The business aspects of this evolution have been as challenging as the creative ones. Building a financially sustainable platform has required difficult decisions about monetization, sponsorships, and partnerships. I’ve declined lucrative opportunities that would have compromised our anthropological approach, while accepting others that aligned with our mission.
We’ve developed strict guidelines for potential partners:
- No exploitation of sacred or sensitive cultural sites
- No sensationalizing or misrepresenting local beliefs
- No staging or fabricating “weird” phenomena
- Financial transparency with local communities where we film
These principles have sometimes limited our commercial opportunities, but they’ve protected what makes MaloriesAdventures.com and Weird World Adventures distinctive—our credibility with both academic audiences and the communities whose cultural sites we document.
The Future of Weird
As we prepare to launch Season 2 and begin development on Season 3, I’m focused on expanding our documentation of endangered weird sites—places of unusual cultural significance threatened by climate change, development, or cultural erasure.
The platform we’ve built now serves multiple purposes:
- Preserving detailed documentation of sites that may not survive the next decade
- Providing a framework for understanding the anthropological significance of “weirdness” across cultures
- Creating economic opportunities for local communities through responsible cultural tourism
- Building bridges between academic researchers and the broader public
What began as a personal blog documenting strange places has evolved into something I never anticipated—a platform that’s changing how people understand cultural heritage, folklore, and the unusual places that reveal deeper truths about human experience.

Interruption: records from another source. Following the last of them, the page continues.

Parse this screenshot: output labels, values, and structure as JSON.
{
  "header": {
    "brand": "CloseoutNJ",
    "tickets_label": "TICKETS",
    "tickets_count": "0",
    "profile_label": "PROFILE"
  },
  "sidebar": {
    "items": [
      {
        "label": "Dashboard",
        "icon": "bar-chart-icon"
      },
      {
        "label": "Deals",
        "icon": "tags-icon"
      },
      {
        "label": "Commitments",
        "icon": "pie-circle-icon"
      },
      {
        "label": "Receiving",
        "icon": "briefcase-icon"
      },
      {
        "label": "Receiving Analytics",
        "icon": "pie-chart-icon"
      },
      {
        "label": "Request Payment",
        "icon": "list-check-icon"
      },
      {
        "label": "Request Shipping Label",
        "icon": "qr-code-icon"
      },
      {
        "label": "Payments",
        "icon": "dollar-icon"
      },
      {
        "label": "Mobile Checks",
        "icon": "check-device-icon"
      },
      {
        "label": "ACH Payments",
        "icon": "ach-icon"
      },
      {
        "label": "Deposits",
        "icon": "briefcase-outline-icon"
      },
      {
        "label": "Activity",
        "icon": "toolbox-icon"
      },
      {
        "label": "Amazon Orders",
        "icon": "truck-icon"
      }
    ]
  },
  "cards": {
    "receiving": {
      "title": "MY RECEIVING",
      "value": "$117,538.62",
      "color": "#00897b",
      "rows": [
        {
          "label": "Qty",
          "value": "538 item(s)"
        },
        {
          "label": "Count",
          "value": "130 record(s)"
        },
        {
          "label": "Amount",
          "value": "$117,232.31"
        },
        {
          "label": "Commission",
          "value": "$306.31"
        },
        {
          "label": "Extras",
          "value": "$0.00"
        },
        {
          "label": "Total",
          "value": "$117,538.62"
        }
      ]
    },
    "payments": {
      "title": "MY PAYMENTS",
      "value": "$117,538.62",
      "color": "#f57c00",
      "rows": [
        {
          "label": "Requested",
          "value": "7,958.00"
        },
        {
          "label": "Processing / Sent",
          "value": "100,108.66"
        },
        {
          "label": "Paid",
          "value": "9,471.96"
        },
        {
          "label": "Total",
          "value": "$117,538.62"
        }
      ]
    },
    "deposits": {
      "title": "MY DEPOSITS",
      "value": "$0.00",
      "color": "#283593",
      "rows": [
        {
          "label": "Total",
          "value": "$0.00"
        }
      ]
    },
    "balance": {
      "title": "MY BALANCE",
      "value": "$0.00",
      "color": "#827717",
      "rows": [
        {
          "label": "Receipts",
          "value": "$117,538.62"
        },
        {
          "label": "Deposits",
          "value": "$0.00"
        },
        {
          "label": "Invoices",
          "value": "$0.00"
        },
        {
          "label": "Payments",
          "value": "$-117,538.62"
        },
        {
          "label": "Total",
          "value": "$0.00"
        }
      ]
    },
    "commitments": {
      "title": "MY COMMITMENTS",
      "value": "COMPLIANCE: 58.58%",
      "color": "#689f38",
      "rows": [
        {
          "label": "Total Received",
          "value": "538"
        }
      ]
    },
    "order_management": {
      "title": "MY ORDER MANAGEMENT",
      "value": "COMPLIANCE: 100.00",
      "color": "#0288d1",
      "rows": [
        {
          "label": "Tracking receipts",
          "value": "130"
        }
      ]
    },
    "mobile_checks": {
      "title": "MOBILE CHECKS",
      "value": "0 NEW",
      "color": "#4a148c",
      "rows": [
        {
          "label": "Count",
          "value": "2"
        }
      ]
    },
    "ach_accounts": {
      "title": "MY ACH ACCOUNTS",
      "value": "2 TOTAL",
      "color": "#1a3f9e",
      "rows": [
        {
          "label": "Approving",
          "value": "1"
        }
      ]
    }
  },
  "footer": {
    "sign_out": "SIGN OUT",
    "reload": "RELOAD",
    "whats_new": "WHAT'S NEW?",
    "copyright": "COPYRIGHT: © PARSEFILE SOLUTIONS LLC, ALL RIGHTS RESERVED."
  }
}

“The weird matters because it shows us where the boundaries of culture are tested, reinforced, or transformed,” I explained in a recent university lecture. “By documenting these places with both scholarly rigor and experiential immersion, we’re creating a new way to understand what makes us human.”
From field notes to Prime Time, the journey of building MaloriesAdventures.com has been its own kind of weird adventure—unexpected, challenging, and ultimately more rewarding than I could have imagined. As we continue expanding from digital content to television to publishing, our mission remains unchanged: to demonstrate that the world’s strangest places often reveal its most profound cultural truths.
The production assistant taps me on the shoulder, pulling me from my reflection. “We’ve got that footage from the castle corridor ready for review,” she says. “You won’t believe what the thermal cameras picked up.”
I smile and follow her to the editing station. Another weird day at the office, documenting the strange places that make our world so fascinating.
Malorie Mackey is the founder of MaloriesAdventures.com and creator/host of Weird World Adventures on Amazon Prime. Her forthcoming book, “The Anthropology of the Unusual,” examines how cultures across time and space have used strange places to process collective experiences of wonder, fear, and transformation.